Stephen M. Merrick, Executive Vice President and Secretary of the Company, is a principal of the law firm of Merrick & Associates, P.C., which serves as general counsel of the Company. In addition, Mr. Merrick is a principal stockholder of the Company. Legal fees incurred from the firm of Merrick & Associates, P.C. for the quarter ending June 30, 2005 and June 30, 2004 were $32,000 and $86,000, respectively.  For the six month period of 2005 and 2004, the amount paid was $67,000 and $127,000, respectively.  During the quarter, Mr. Merrick was paid $12,000 for services provided to the Company, the same amount as the first quarter.

Interest payments have been made to John H. Schwan and Stephen M. Merrick for loans made to the Company.  These interest payments for the three months ending June 30, 2005 totaled  $38,000 and $13,000 respectively.  In 2004, for the three months ending June 30, 2004 the amounts were $27,000 and $9,000 respectively. 

The total debt due Mssrs. Schwan and Merrick classified as long term debt approximating 2,225,000 will not be due before July 1, 2006.

In the quarter ended June 30, 2005, Mssrs.
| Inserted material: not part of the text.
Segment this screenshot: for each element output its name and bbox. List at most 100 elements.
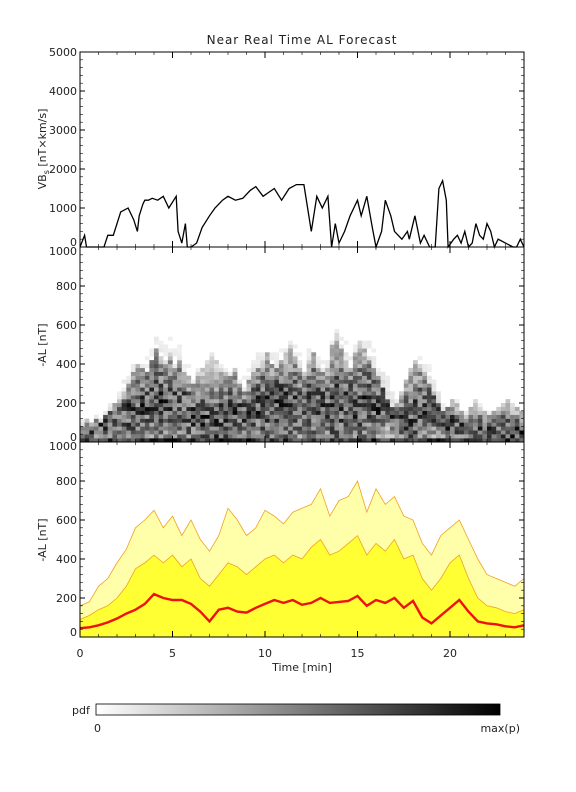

Schwan and Merrick secured a short-term note on behalf of the Company to

21



Cole Taylor Bank in the amount of $600,000 pledging marketable securities and real estate interests. This note did not result in any cash proceeds to the Company.

The Company entered into a 10-year lease agreement for office and warehouse facilities in November 1999, requiring monthly payments of $17,404, to Pepper Road, Inc., a company related through common ownership.  In 2003, the rent was reduced to $15,500 per month.  Approximately 50% of the facility was subleased through March 2002, and after that, the Company assumed the remaining 50% of the facility.  In the three months ended March 31, 2004, the Company paid $47,000 rent to Pepper Road, Inc.  In July of 2004, the Company cancelled its lease with Pepper Road, Inc.

Note 8 – New Accounting Pronouncements

In May 2005, the Financial Accounting Standards Board issued Statement of Financial Accounting Standards No. 154, “Accounting Changes and Error Corrections-a replacement of APB No. 20 and FASB Statement No. 3” (“SFAS 154”).  SFAS 154 replaces APB No. 20, “Accounting Changes” and FASB Statement No. 3, “Reporting Accounting Changes in Interim Financial Statements” and changes the requirements for the accounting for and reporting of a change in accounting principles.  SFAS 154 is effective for accounting changes and corrections of errors made in fiscal years beginning after December 15, 2005.  The Company does not anticipate that adoption of SFAS 154 will have a material impact on its financial position, results of operations or its cash flows.